Я отмечаю факты, и в них нет уже связи с тем, что мы с ней говорили. Мы видимся не часто и говорим – лучше всего – гуляя. А это было всего два-три раза. Но за это время я научилась очень ценным вещам. И вот одна: я научилась брать от людей то, что они могут дать, брать всё, что они дают. А раньше – сколько огорчений и досады было из-за того, что хотелось получить от них то, что хотелось, то есть хотелось получить вот именно то-то и то-то, не задумываясь, не рассуждая, есть ли это в том, от кого хочешь получить! Вот это приобретение я уже определила и оформила в словах. Остальных – еще не могу: они набросаны намеками и бликами, нужно отойти от них на расстояние или усилить контуры, чтобы вырисовались рельефы…
Недавно у меня был упадок: казалось бесполезным и ненужным всякое знание.

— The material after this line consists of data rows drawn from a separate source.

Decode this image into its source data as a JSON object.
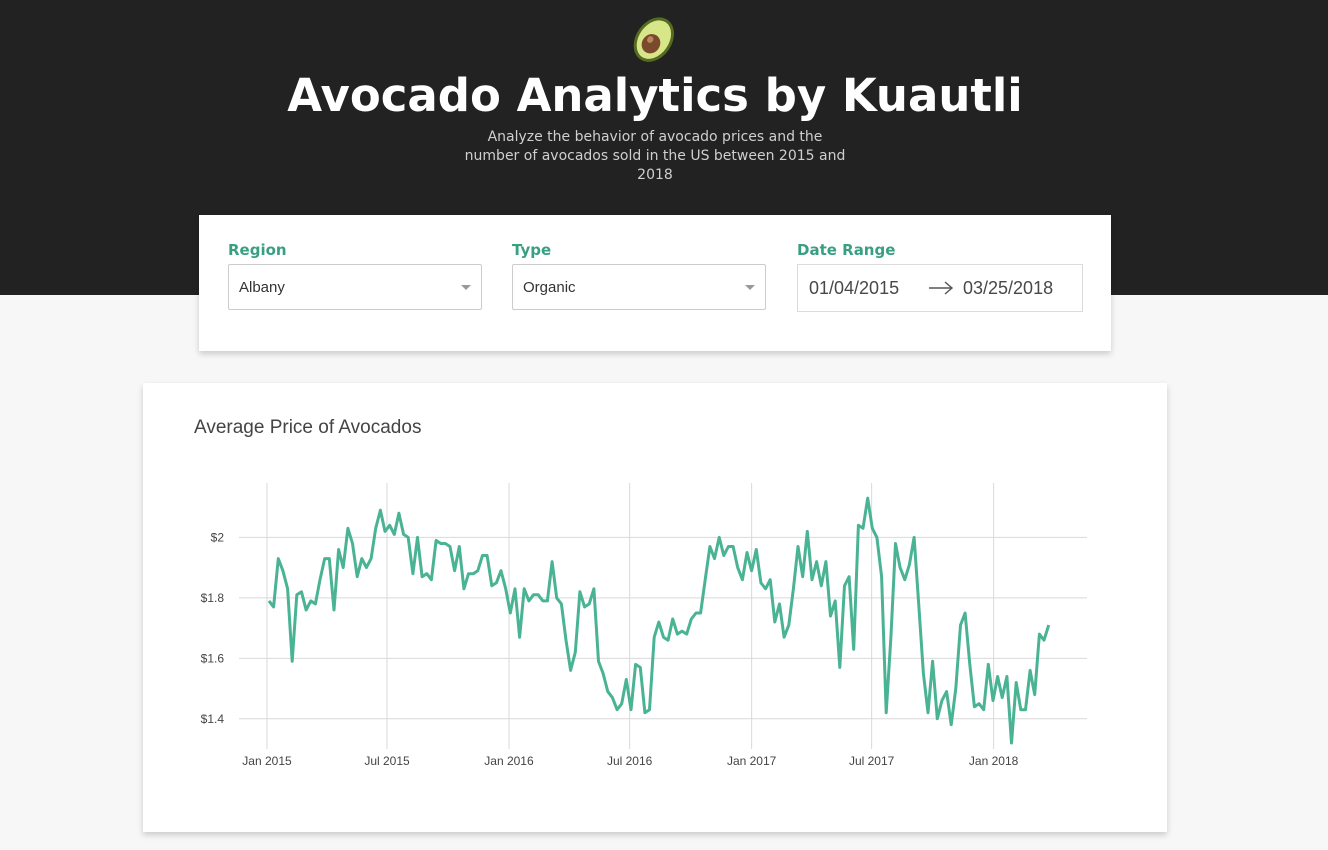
{
  "header": {
    "logo_icon": "avocado-icon",
    "title": "Avocado Analytics by Kuautli",
    "subtitle": "Analyze the behavior of avocado prices and the number of avocados sold in the US between 2015 and 2018"
  },
  "filters": {
    "region": {
      "label": "Region",
      "value": "Albany"
    },
    "type": {
      "label": "Type",
      "value": "Organic"
    },
    "date_range": {
      "label": "Date Range",
      "start": "01/04/2015",
      "end": "03/25/2018"
    }
  },
  "colors": {
    "accent": "#389f83",
    "line": "#4ab394",
    "header_bg": "#222222"
  },
  "chart_data": {
    "type": "line",
    "title": "Average Price of Avocados",
    "xlabel": "",
    "ylabel": "",
    "x_ticks": [
      "Jan 2015",
      "Jul 2015",
      "Jan 2016",
      "Jul 2016",
      "Jan 2017",
      "Jul 2017",
      "Jan 2018"
    ],
    "y_ticks": [
      "$1.4",
      "$1.6",
      "$1.8",
      "$2"
    ],
    "ylim": [
      1.3,
      2.18
    ],
    "grid": true,
    "start_date": "2015-01-04",
    "interval_days": 7,
    "series": [
      {
        "values": [
          1.79,
          1.77,
          1.93,
          1.89,
          1.83,
          1.59,
          1.81,
          1.82,
          1.76,
          1.79,
          1.78,
          1.86,
          1.93,
          1.93,
          1.76,
          1.96,
          1.9,
          2.03,
          1.98,
          1.87,
          1.93,
          1.9,
          1.93,
          2.03,
          2.09,
          2.02,
          2.04,
          2.01,
          2.08,
          2.01,
          2.0,
          1.88,
          2.0,
          1.87,
          1.88,
          1.86,
          1.99,
          1.98,
          1.98,
          1.97,
          1.89,
          1.97,
          1.83,
          1.88,
          1.88,
          1.89,
          1.94,
          1.94,
          1.84,
          1.85,
          1.89,
          1.83,
          1.75,
          1.83,
          1.67,
          1.83,
          1.79,
          1.81,
          1.81,
          1.79,
          1.79,
          1.92,
          1.8,
          1.78,
          1.66,
          1.56,
          1.62,
          1.82,
          1.77,
          1.78,
          1.83,
          1.59,
          1.55,
          1.49,
          1.47,
          1.43,
          1.45,
          1.53,
          1.43,
          1.58,
          1.57,
          1.42,
          1.43,
          1.67,
          1.72,
          1.67,
          1.66,
          1.73,
          1.68,
          1.69,
          1.68,
          1.73,
          1.75,
          1.75,
          1.86,
          1.97,
          1.93,
          2.0,
          1.94,
          1.97,
          1.97,
          1.9,
          1.86,
          1.95,
          1.89,
          1.96,
          1.85,
          1.83,
          1.86,
          1.72,
          1.78,
          1.67,
          1.71,
          1.83,
          1.97,
          1.87,
          2.02,
          1.86,
          1.92,
          1.84,
          1.92,
          1.74,
          1.79,
          1.57,
          1.84,
          1.87,
          1.63,
          2.04,
          2.03,
          2.13,
          2.03,
          2.0,
          1.87,
          1.42,
          1.67,
          1.98,
          1.9,
          1.86,
          1.91,
          2.0,
          1.78,
          1.55,
          1.42,
          1.59,
          1.4,
          1.46,
          1.49,
          1.38,
          1.5,
          1.71,
          1.75,
          1.58,
          1.44,
          1.45,
          1.43,
          1.58,
          1.46,
          1.54,
          1.47,
          1.54,
          1.32,
          1.52,
          1.43,
          1.43,
          1.56,
          1.48,
          1.68,
          1.66,
          1.71
        ]
      }
    ]
  }
}
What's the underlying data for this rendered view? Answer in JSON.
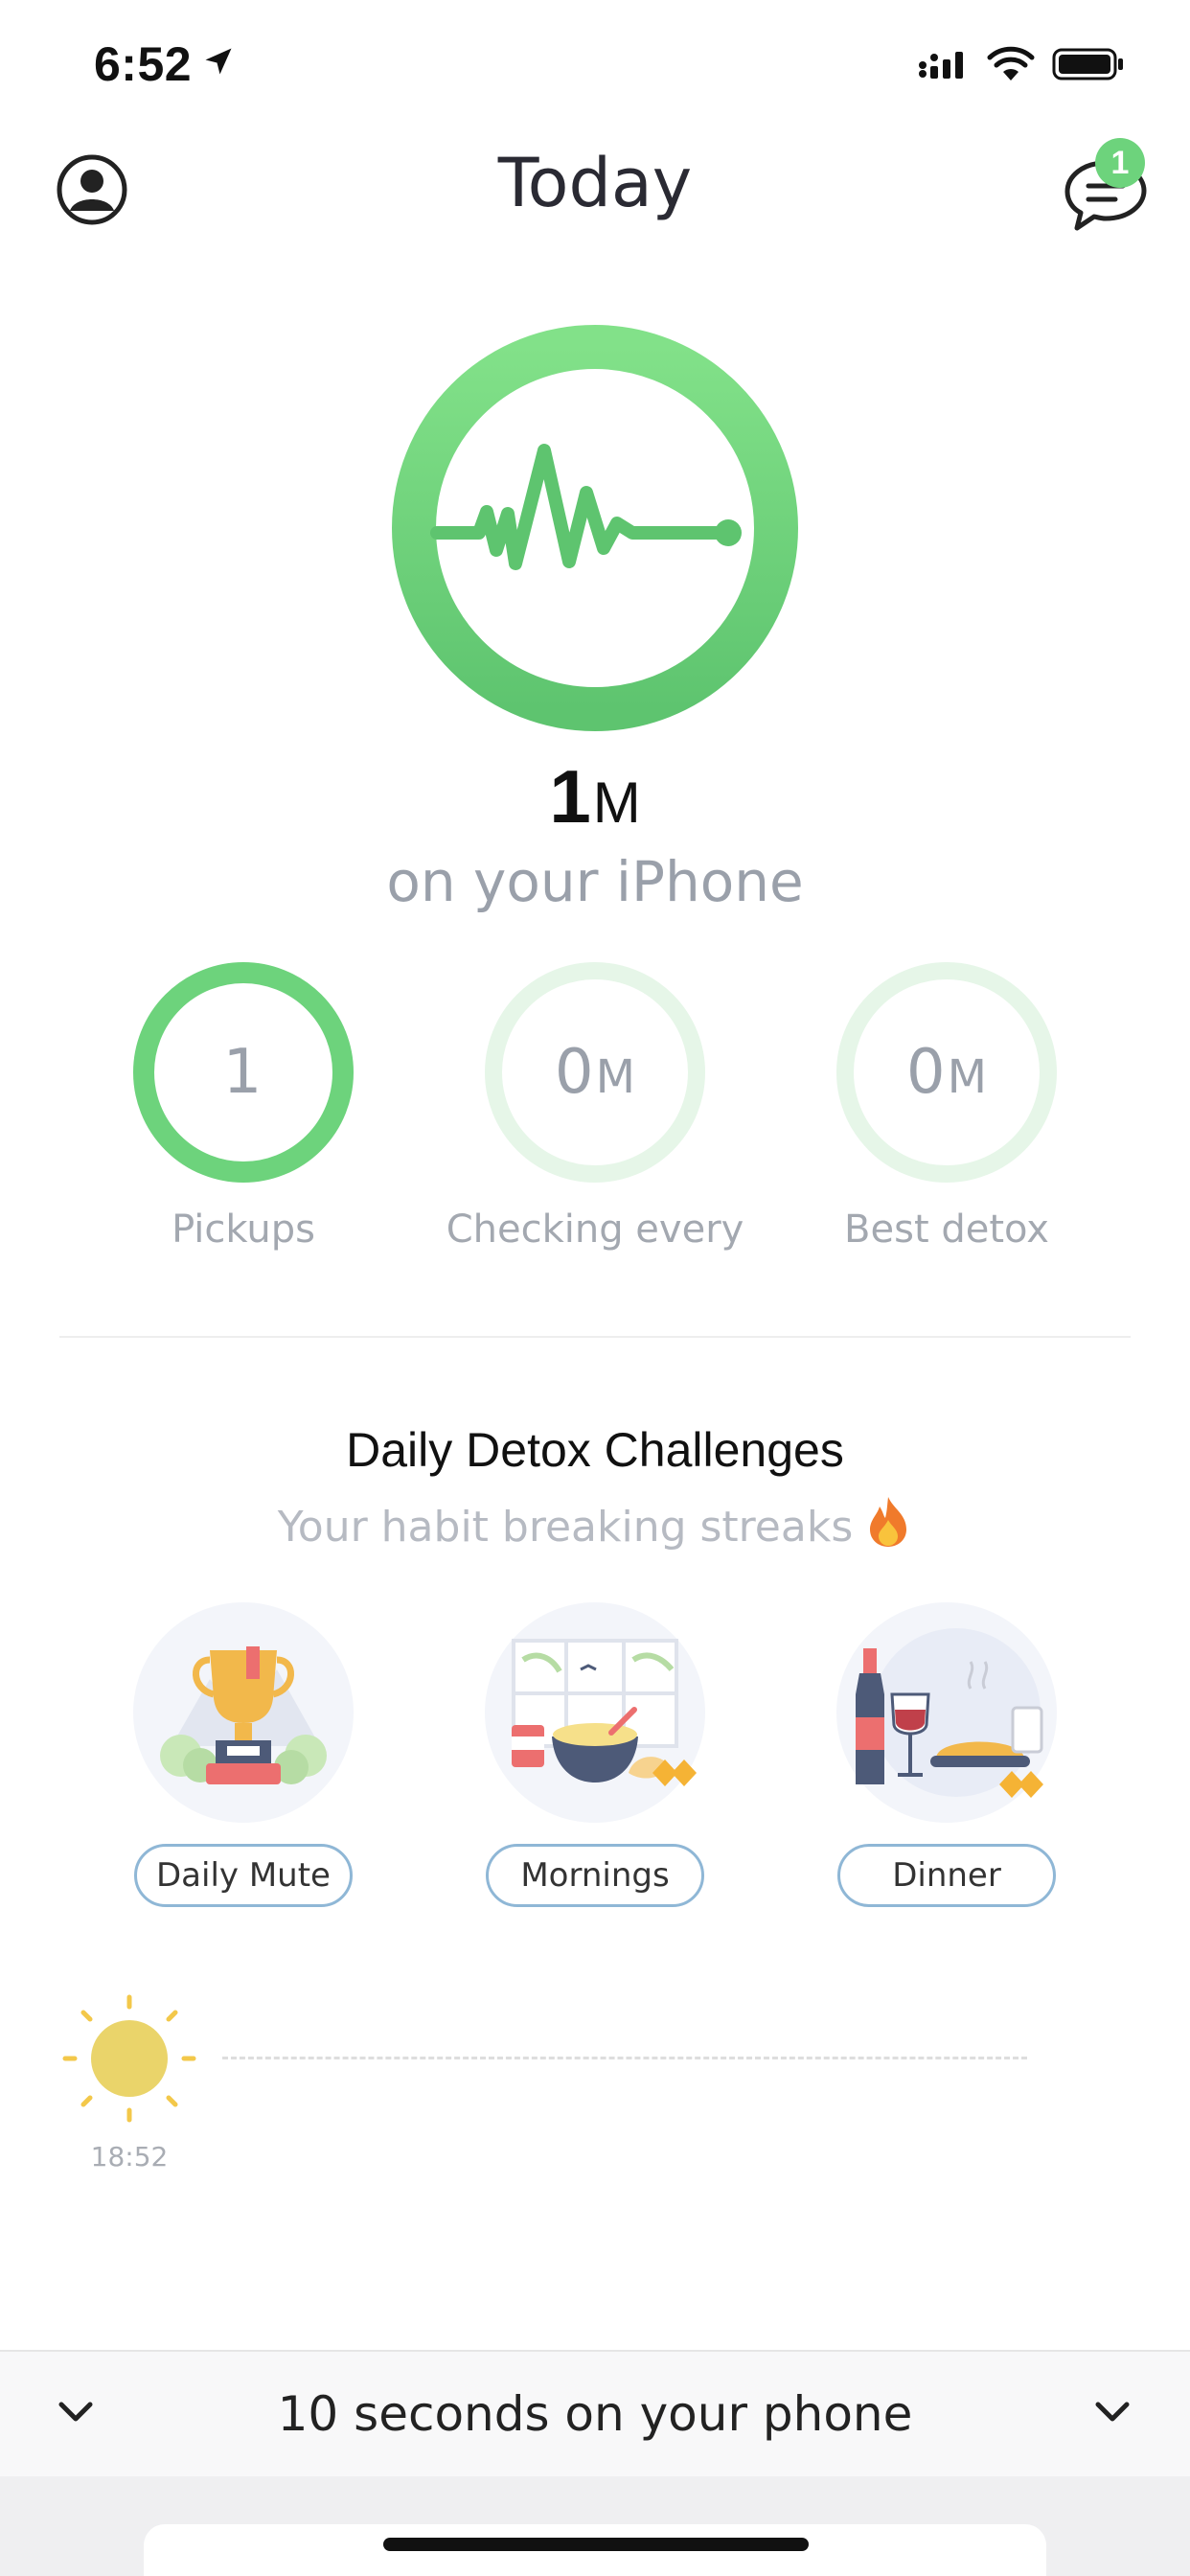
{
  "status_bar": {
    "time": "6:52"
  },
  "header": {
    "title": "Today",
    "message_badge": "1"
  },
  "summary": {
    "total_value": "1",
    "total_unit": "M",
    "subtitle": "on your iPhone"
  },
  "stats": [
    {
      "value": "1",
      "unit": "",
      "label": "Pickups"
    },
    {
      "value": "0",
      "unit": "M",
      "label": "Checking every"
    },
    {
      "value": "0",
      "unit": "M",
      "label": "Best detox"
    }
  ],
  "challenges": {
    "title": "Daily Detox Challenges",
    "subtitle": "Your habit breaking streaks",
    "items": [
      {
        "label": "Daily Mute"
      },
      {
        "label": "Mornings"
      },
      {
        "label": "Dinner"
      }
    ]
  },
  "timeline": {
    "sun_time": "18:52"
  },
  "bottom_bar": {
    "text": "10 seconds on your phone"
  },
  "colors": {
    "accent": "#6dd37c",
    "muted_text": "#9aa0aa",
    "button_border": "#8fb7d6"
  }
}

Теперь я еще с большей охотой оправдываю всякие заблуждения, чем раньше, хоть иной раз и больно их оправдывать… В настоящий момент констатирую факт: упадок прошел, интересно всё – и чего бы только ни узнал! И нового хочется: узнавать людей!..
Торжествую: (температура) 36,9! Вечером! Это было только в апреле (три раза), да в июне (раз) – с того «милого» ноября с галлюцинациями…
Но странно: у Зинки (сестры) температура – нормальная! Вот ведь: у нее – и кашель, и насморк сейчас, а и вечером (температура) – меньше моего (36,8)… Это хорошо, я рада, но у меня так не было… А может быть, это – и не очень хорошо?..
Глава 9
1918 год
Новый год начался недурно – вчерашний день (1 января) я считаю потерянным, хотя была у Лиды (Лазаренко), сегодня – сама – отказалась от удовольствия: послушать музыку и пенье у той же Лиды – из глупой нерешительности и чувства неловкости второй день провести у них же. Тетя не похвалила бы, но это – предрассудок. Отчего не брать удовольствия там, где оно само дается в руки? Зачем существуют такие несносные условности, не нужные никуда и мешающие часто тому, кто не может отказаться от них – в силу того, что чувствует ответственность за свои поступки не только перед самим собой?..
Впрочем, сегодня можно было бы опасаться за мое внешнее спокойствие – смотря по характеру романсов и музыки. Пусть лучше пустота и тревога не прорываются наружу – скрываясь под смехом… Когда же, когда пройдет это самое гадкое из всех чувств – чувство пустоты?!.
Мне хочется стихов… Не читать, а писать. А в голове – ни одной рифмы…
Нового мало: единственное – с первого дня (нового года) не сижу дома… 3-го (января) были у Вертячих331. Это – сплошной смех. И недоумение. И вот в чем: среди пения и шуток Наташа (Вертячих) вдруг говорит:
– Садитесь, садитесь, отдохните от душевных волнений…
– О, что вы? – возмущаюсь я. – Разве они у меня были?!
– Всего бывало… Только у нее – более сангвинический характер, – указывает она на меня Кате, – потому она может оторваться от всего этого для другого…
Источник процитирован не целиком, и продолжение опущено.